I would also like to thank you for right away posting that you were enjoying the story and showing me that you understood where I was coming from with the chapters, you haven't reviewed before (that I can tell anyway) and I really appreciate you doing so in this instance. Your review saved me from worrying about whether or not everyone felt the same way as Lilla, and saved my beta reader from what may have been a very dramatic note asking about the subject and why she didn't tell me the same (Note: Dianne, you owe this person a thank you as well ^.~) You went out of your way to support me and I greatly appreciate it.
On another tangent, I am so glad that you are enjoying me story despite it's... eclecticity. I worried at first that it would not be popular because it was so far from what we have all come to know and love with InuYasha Fanfictions, but am glad to hear that I have even drawn a reader in who wouldn't normally read such a story. so I am very glad that you like it and hope to maybe hear more from you as the story progresses.

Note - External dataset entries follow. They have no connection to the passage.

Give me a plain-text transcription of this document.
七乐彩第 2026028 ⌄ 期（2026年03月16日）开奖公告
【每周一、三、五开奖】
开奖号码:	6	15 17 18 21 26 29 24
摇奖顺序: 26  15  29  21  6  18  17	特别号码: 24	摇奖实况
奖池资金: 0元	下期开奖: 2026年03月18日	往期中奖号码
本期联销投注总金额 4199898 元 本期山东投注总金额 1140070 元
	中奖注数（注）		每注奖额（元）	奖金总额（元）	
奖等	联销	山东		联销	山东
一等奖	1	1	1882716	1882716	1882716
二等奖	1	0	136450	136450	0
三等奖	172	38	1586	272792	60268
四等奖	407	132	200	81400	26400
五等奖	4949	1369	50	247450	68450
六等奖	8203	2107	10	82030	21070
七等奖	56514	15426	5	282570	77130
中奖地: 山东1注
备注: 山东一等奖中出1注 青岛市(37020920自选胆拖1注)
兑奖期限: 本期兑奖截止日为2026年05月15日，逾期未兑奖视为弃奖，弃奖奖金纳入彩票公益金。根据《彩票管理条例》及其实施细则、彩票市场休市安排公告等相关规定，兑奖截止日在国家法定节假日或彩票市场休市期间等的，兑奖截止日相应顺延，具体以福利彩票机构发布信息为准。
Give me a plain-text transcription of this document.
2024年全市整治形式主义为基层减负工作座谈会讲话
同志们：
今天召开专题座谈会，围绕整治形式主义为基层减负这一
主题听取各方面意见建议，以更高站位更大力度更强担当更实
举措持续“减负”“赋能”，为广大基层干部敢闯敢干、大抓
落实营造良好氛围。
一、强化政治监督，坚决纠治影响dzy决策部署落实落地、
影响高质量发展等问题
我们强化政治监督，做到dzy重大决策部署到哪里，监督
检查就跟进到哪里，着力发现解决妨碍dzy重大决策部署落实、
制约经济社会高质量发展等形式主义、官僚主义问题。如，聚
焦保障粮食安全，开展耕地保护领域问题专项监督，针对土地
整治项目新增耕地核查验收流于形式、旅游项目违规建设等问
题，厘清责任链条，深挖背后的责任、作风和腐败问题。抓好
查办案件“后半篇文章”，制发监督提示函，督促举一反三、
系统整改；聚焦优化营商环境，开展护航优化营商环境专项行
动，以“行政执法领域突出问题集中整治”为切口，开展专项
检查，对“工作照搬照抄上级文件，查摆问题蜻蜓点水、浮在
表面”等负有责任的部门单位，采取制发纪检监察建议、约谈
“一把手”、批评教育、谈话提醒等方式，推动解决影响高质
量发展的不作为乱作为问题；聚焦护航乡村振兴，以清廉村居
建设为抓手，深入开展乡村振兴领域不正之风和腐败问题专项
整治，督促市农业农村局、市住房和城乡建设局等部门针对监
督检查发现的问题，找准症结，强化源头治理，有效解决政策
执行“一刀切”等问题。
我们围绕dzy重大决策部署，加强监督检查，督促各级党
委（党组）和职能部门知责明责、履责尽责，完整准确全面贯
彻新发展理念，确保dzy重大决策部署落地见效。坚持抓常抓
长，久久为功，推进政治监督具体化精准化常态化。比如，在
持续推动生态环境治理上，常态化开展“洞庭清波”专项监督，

And finally at the end of my review, but before I shut up and go back to writing the next chapter, I'd like to say a couple general things.
First, look how freaking long this review is, I am long winded, that is PROBABLY why the chase scene turned into such a long chapter.
Second, I am so glad you all are reading my story!
and third, I hope you all are ready for the introduction of Sesshoumaru, because we will be seeing him in the VERY near future!
Lots of love for you all!!
~Miz
Anonomom (Chapter 9) - Thu 25 Oct 2012
Lilla - While I agree about the length of the chase scene, have you ever had to flee from someone who has hurt you physically? It is chaotic--and terrifying. With regards to incompetance, I can't speak for the guards, but Kagome is doing remarkably well given that she has been recently drugged, raped, beaten on, and betrayed by her best friend.
OP - This story is not what I usually gravitate to, but I keep reading it. Good job.
Lilla (Chapter 8) - Thu 25 Oct 2012
It is the most infuriating, irritating story I have ever read, even tough it was so promising at the beginning. How the hell can be an escape attempt be this long and so chaotic? Like chicken without heads running around. I can't decide witch of them is more incompetent: she or the pursuers.
Sorry if you find it to aggressive, but this thoughts are running around in my head since I read the last two chapter.
Sincerely,
L.
Keep it coming.
Msole93 (Chapter 8) - Sun 21 Oct 2012
I really like this story. It is addictingly good in my opinion. I will wait as patiently impatient as possible for updates.